UPDATE: Story is updated with a response from a Tesla spokeswoman.

What, you thought Elon Musk wouldn't go hardcore with the aerodynamics of the Tesla Model 3? No, the legendarily detail-oriented car chief is spurring his designers to make the lower-priced Model 3 as wind-cutting as possible. And it's all for the sake of the longest possible single-charge range, according to Electrek.

The Model 3 is expected to be about the size of a BMW 3-series vehicle and boast at least a 200-mile single-charge range. More impressive, still, may be that Musk is pushing for the model to have drag coefficient under .20. That would approach the aerodynamics of a Volkswagen XL1 or an old GM EV1 (pre-crushed, of course), and it would be the lowest of any mass-production vehicle in the world. We imaging driving that thing downhill will be full of coast-y fun.

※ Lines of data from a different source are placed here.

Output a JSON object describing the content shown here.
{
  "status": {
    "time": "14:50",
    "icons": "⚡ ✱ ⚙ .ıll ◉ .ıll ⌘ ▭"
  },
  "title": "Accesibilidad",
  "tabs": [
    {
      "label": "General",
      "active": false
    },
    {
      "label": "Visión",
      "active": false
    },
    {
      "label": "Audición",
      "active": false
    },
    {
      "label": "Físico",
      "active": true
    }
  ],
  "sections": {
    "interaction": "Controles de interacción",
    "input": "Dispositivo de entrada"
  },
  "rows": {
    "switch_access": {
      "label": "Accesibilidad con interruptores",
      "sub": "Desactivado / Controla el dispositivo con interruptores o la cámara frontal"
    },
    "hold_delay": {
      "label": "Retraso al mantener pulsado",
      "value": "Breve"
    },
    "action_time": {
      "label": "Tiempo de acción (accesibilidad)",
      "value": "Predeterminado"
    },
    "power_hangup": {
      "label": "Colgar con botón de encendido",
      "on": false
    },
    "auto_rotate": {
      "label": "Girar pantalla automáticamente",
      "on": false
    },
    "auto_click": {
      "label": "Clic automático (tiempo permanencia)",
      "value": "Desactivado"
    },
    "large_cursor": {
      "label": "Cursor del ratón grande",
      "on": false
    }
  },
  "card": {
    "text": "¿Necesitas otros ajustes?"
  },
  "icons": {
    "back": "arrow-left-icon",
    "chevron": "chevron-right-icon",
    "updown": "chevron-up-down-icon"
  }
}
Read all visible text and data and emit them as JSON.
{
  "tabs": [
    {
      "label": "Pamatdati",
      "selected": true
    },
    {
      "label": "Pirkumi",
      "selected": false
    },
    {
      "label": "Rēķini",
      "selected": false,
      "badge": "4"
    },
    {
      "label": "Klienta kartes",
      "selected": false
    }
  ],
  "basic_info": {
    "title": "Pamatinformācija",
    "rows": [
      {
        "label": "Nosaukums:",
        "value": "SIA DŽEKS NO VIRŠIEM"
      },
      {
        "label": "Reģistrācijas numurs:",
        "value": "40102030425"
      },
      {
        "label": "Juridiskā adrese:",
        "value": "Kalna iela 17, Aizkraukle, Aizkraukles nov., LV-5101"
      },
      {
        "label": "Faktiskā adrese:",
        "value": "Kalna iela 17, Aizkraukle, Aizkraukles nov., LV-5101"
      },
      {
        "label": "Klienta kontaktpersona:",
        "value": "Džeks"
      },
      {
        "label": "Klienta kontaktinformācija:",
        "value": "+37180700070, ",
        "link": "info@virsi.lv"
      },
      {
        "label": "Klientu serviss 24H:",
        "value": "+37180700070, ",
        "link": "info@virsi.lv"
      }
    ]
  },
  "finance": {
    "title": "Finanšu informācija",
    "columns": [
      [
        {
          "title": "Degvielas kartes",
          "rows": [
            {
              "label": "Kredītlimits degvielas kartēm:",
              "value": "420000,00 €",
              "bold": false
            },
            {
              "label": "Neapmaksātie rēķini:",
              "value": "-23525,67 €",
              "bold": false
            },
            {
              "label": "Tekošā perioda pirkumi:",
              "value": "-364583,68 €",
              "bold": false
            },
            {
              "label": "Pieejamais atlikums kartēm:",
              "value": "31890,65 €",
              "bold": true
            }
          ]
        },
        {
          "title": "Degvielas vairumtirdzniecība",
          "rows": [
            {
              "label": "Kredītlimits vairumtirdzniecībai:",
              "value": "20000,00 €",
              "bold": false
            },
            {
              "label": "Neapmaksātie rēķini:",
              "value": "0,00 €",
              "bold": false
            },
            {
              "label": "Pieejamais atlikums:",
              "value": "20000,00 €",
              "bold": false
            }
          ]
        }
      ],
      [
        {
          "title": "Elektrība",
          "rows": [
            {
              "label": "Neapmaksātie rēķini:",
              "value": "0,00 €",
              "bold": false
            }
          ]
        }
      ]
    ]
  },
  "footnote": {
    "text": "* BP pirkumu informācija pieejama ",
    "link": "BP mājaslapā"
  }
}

Tesla spokeswoman Alexis Georgeson wrote in an e-mail to Autoblog that the company doesn't comment on speculation.

This summer, a widescreen shot of a TV broadcast may have revealed a clay version of the Model 3 prototype under a car cover, but there seemed to be more angularity than what a record low drag coefficient would imply. This isn't the only part of the Model 3 puzzle that still needs to be solved. Musk said this summer that the Model 3 would require a "fully operational Gigafactory," referencing Tesla's mammoth battery plant being built out in the Reno, Nevada, hinterlands. That's because such a large scale will be required to cut the battery costs enough to bring down the price of the Model 3. There's still time to solve things, since the slippery model won't be available to the public until at least 2017. We should get our first glimpse of the car in March.